If I just want an instructive set of examples, maybe one wants a family of examples. E.g.:

  • {-s,s} (population sd of s, mean absolute deviation from mean (henceforward MADM) of s)
  • s*{-j^2,j^2, 0 repeated 2*j^2-2 times} (population sd of s*j, MADM of s)

But if I truly want an class of algorithms to exhibit more peculiar examples, then I think we should generalize the problem to searching over multisets of integers exhibiting some property P. Given such an algorithm one could apply it twice to find a multiset for the left and right sides of the pair. I interpret the question that we desire to find multisets that are as simple as possible, i.e. having as few distinct elements as possible, and as few elements in total as possible, and as small of values as possible.
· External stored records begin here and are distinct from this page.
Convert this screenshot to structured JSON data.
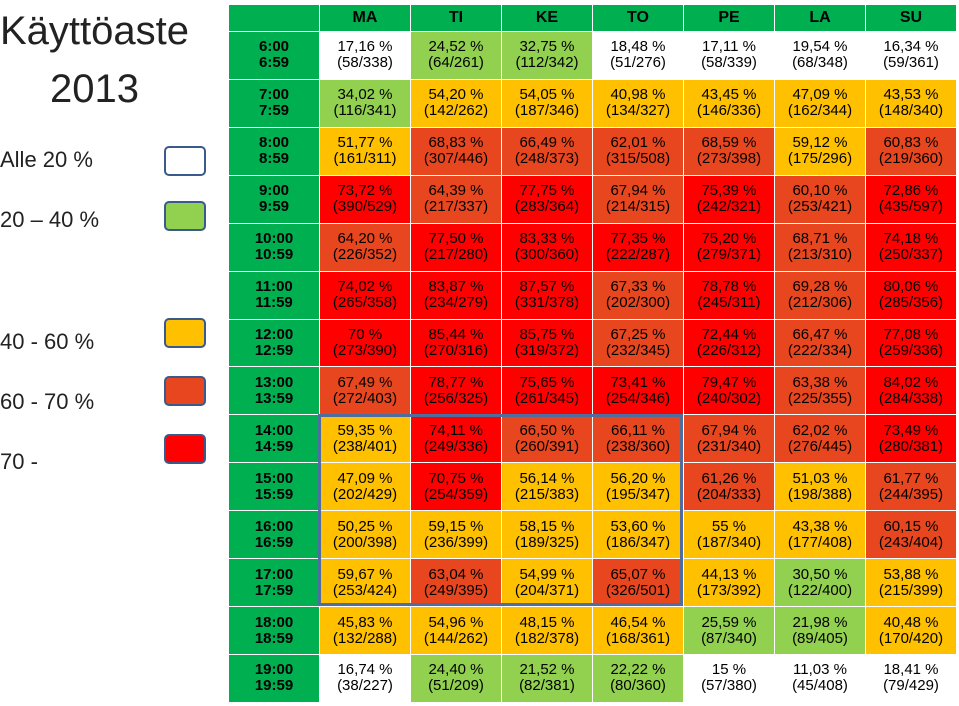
{
  "title": {
    "line1": "Käyttöaste",
    "line2": "2013"
  },
  "legend": [
    {
      "label": "Alle 20 %",
      "color": "#ffffff"
    },
    {
      "label": "20 – 40 %",
      "color": "#92d050"
    },
    {
      "label": "40 -  60 %",
      "color": "#ffc000"
    },
    {
      "label": "60 -  70 %",
      "color": "#e8461f"
    },
    {
      "label": "70 -",
      "color": "#ff0000"
    }
  ],
  "chart_data": {
    "type": "heatmap",
    "title": "Käyttöaste 2013",
    "days": [
      "MA",
      "TI",
      "KE",
      "TO",
      "PE",
      "LA",
      "SU"
    ],
    "time_slots": [
      {
        "start": "6:00",
        "end": "6:59"
      },
      {
        "start": "7:00",
        "end": "7:59"
      },
      {
        "start": "8:00",
        "end": "8:59"
      },
      {
        "start": "9:00",
        "end": "9:59"
      },
      {
        "start": "10:00",
        "end": "10:59"
      },
      {
        "start": "11:00",
        "end": "11:59"
      },
      {
        "start": "12:00",
        "end": "12:59"
      },
      {
        "start": "13:00",
        "end": "13:59"
      },
      {
        "start": "14:00",
        "end": "14:59"
      },
      {
        "start": "15:00",
        "end": "15:59"
      },
      {
        "start": "16:00",
        "end": "16:59"
      },
      {
        "start": "17:00",
        "end": "17:59"
      },
      {
        "start": "18:00",
        "end": "18:59"
      },
      {
        "start": "19:00",
        "end": "19:59"
      }
    ],
    "cells": [
      [
        [
          "17,16 %",
          "(58/338)"
        ],
        [
          "24,52 %",
          "(64/261)"
        ],
        [
          "32,75 %",
          "(112/342)"
        ],
        [
          "18,48 %",
          "(51/276)"
        ],
        [
          "17,11 %",
          "(58/339)"
        ],
        [
          "19,54 %",
          "(68/348)"
        ],
        [
          "16,34 %",
          "(59/361)"
        ]
      ],
      [
        [
          "34,02 %",
          "(116/341)"
        ],
        [
          "54,20 %",
          "(142/262)"
        ],
        [
          "54,05 %",
          "(187/346)"
        ],
        [
          "40,98 %",
          "(134/327)"
        ],
        [
          "43,45 %",
          "(146/336)"
        ],
        [
          "47,09 %",
          "(162/344)"
        ],
        [
          "43,53 %",
          "(148/340)"
        ]
      ],
      [
        [
          "51,77 %",
          "(161/311)"
        ],
        [
          "68,83 %",
          "(307/446)"
        ],
        [
          "66,49 %",
          "(248/373)"
        ],
        [
          "62,01 %",
          "(315/508)"
        ],
        [
          "68,59 %",
          "(273/398)"
        ],
        [
          "59,12 %",
          "(175/296)"
        ],
        [
          "60,83 %",
          "(219/360)"
        ]
      ],
      [
        [
          "73,72 %",
          "(390/529)"
        ],
        [
          "64,39 %",
          "(217/337)"
        ],
        [
          "77,75 %",
          "(283/364)"
        ],
        [
          "67,94 %",
          "(214/315)"
        ],
        [
          "75,39 %",
          "(242/321)"
        ],
        [
          "60,10 %",
          "(253/421)"
        ],
        [
          "72,86 %",
          "(435/597)"
        ]
      ],
      [
        [
          "64,20 %",
          "(226/352)"
        ],
        [
          "77,50 %",
          "(217/280)"
        ],
        [
          "83,33 %",
          "(300/360)"
        ],
        [
          "77,35 %",
          "(222/287)"
        ],
        [
          "75,20 %",
          "(279/371)"
        ],
        [
          "68,71 %",
          "(213/310)"
        ],
        [
          "74,18 %",
          "(250/337)"
        ]
      ],
      [
        [
          "74,02 %",
          "(265/358)"
        ],
        [
          "83,87 %",
          "(234/279)"
        ],
        [
          "87,57 %",
          "(331/378)"
        ],
        [
          "67,33 %",
          "(202/300)"
        ],
        [
          "78,78 %",
          "(245/311)"
        ],
        [
          "69,28 %",
          "(212/306)"
        ],
        [
          "80,06 %",
          "(285/356)"
        ]
      ],
      [
        [
          "70 %",
          "(273/390)"
        ],
        [
          "85,44 %",
          "(270/316)"
        ],
        [
          "85,75 %",
          "(319/372)"
        ],
        [
          "67,25 %",
          "(232/345)"
        ],
        [
          "72,44 %",
          "(226/312)"
        ],
        [
          "66,47 %",
          "(222/334)"
        ],
        [
          "77,08 %",
          "(259/336)"
        ]
      ],
      [
        [
          "67,49 %",
          "(272/403)"
        ],
        [
          "78,77 %",
          "(256/325)"
        ],
        [
          "75,65 %",
          "(261/345)"
        ],
        [
          "73,41 %",
          "(254/346)"
        ],
        [
          "79,47 %",
          "(240/302)"
        ],
        [
          "63,38 %",
          "(225/355)"
        ],
        [
          "84,02 %",
          "(284/338)"
        ]
      ],
      [
        [
          "59,35 %",
          "(238/401)"
        ],
        [
          "74,11 %",
          "(249/336)"
        ],
        [
          "66,50 %",
          "(260/391)"
        ],
        [
          "66,11 %",
          "(238/360)"
        ],
        [
          "67,94 %",
          "(231/340)"
        ],
        [
          "62,02 %",
          "(276/445)"
        ],
        [
          "73,49 %",
          "(280/381)"
        ]
      ],
      [
        [
          "47,09 %",
          "(202/429)"
        ],
        [
          "70,75 %",
          "(254/359)"
        ],
        [
          "56,14 %",
          "(215/383)"
        ],
        [
          "56,20 %",
          "(195/347)"
        ],
        [
          "61,26 %",
          "(204/333)"
        ],
        [
          "51,03 %",
          "(198/388)"
        ],
        [
          "61,77 %",
          "(244/395)"
        ]
      ],
      [
        [
          "50,25 %",
          "(200/398)"
        ],
        [
          "59,15 %",
          "(236/399)"
        ],
        [
          "58,15 %",
          "(189/325)"
        ],
        [
          "53,60 %",
          "(186/347)"
        ],
        [
          "55 %",
          "(187/340)"
        ],
        [
          "43,38 %",
          "(177/408)"
        ],
        [
          "60,15 %",
          "(243/404)"
        ]
      ],
      [
        [
          "59,67 %",
          "(253/424)"
        ],
        [
          "63,04 %",
          "(249/395)"
        ],
        [
          "54,99 %",
          "(204/371)"
        ],
        [
          "65,07 %",
          "(326/501)"
        ],
        [
          "44,13 %",
          "(173/392)"
        ],
        [
          "30,50 %",
          "(122/400)"
        ],
        [
          "53,88 %",
          "(215/399)"
        ]
      ],
      [
        [
          "45,83 %",
          "(132/288)"
        ],
        [
          "54,96 %",
          "(144/262)"
        ],
        [
          "48,15 %",
          "(182/378)"
        ],
        [
          "46,54 %",
          "(168/361)"
        ],
        [
          "25,59 %",
          "(87/340)"
        ],
        [
          "21,98 %",
          "(89/405)"
        ],
        [
          "40,48 %",
          "(170/420)"
        ]
      ],
      [
        [
          "16,74 %",
          "(38/227)"
        ],
        [
          "24,40 %",
          "(51/209)"
        ],
        [
          "21,52 %",
          "(82/381)"
        ],
        [
          "22,22 %",
          "(80/360)"
        ],
        [
          "15 %",
          "(57/380)"
        ],
        [
          "11,03 %",
          "(45/408)"
        ],
        [
          "18,41 %",
          "(79/429)"
        ]
      ]
    ],
    "colors": [
      [
        "#ffffff",
        "#92d050",
        "#92d050",
        "#ffffff",
        "#ffffff",
        "#ffffff",
        "#ffffff"
      ],
      [
        "#92d050",
        "#ffc000",
        "#ffc000",
        "#ffc000",
        "#ffc000",
        "#ffc000",
        "#ffc000"
      ],
      [
        "#ffc000",
        "#e8461f",
        "#e8461f",
        "#e8461f",
        "#e8461f",
        "#ffc000",
        "#e8461f"
      ],
      [
        "#ff0000",
        "#e8461f",
        "#ff0000",
        "#e8461f",
        "#ff0000",
        "#e8461f",
        "#ff0000"
      ],
      [
        "#e8461f",
        "#ff0000",
        "#ff0000",
        "#ff0000",
        "#ff0000",
        "#e8461f",
        "#ff0000"
      ],
      [
        "#ff0000",
        "#ff0000",
        "#ff0000",
        "#e8461f",
        "#ff0000",
        "#e8461f",
        "#ff0000"
      ],
      [
        "#ff0000",
        "#ff0000",
        "#ff0000",
        "#e8461f",
        "#ff0000",
        "#e8461f",
        "#ff0000"
      ],
      [
        "#e8461f",
        "#ff0000",
        "#ff0000",
        "#ff0000",
        "#ff0000",
        "#e8461f",
        "#ff0000"
      ],
      [
        "#ffc000",
        "#ff0000",
        "#e8461f",
        "#e8461f",
        "#e8461f",
        "#e8461f",
        "#ff0000"
      ],
      [
        "#ffc000",
        "#ff0000",
        "#ffc000",
        "#ffc000",
        "#e8461f",
        "#ffc000",
        "#e8461f"
      ],
      [
        "#ffc000",
        "#ffc000",
        "#ffc000",
        "#ffc000",
        "#ffc000",
        "#ffc000",
        "#e8461f"
      ],
      [
        "#ffc000",
        "#e8461f",
        "#ffc000",
        "#e8461f",
        "#ffc000",
        "#92d050",
        "#ffc000"
      ],
      [
        "#ffc000",
        "#ffc000",
        "#ffc000",
        "#ffc000",
        "#92d050",
        "#92d050",
        "#ffc000"
      ],
      [
        "#ffffff",
        "#92d050",
        "#92d050",
        "#92d050",
        "#ffffff",
        "#ffffff",
        "#ffffff"
      ]
    ]
  }
}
If we settle on a total ordering on multisets consistent with these criteria, then we can make progress with an exhaustive algorithm that eliminates all simple possibilities before moving to more complex ones. The algorithm could be assisted with search bounds that would limit the number of things for it to try so that it can eliminate entire search branches as early as possible (ala branch and bound). For example, to have mean 0 and sd=s with a total set size of less than n, one needn't consider any sets with an element of absolute value larger than s*sqrt(n). The more results of this sort we can prove, the fewer possibilities the search needs to try.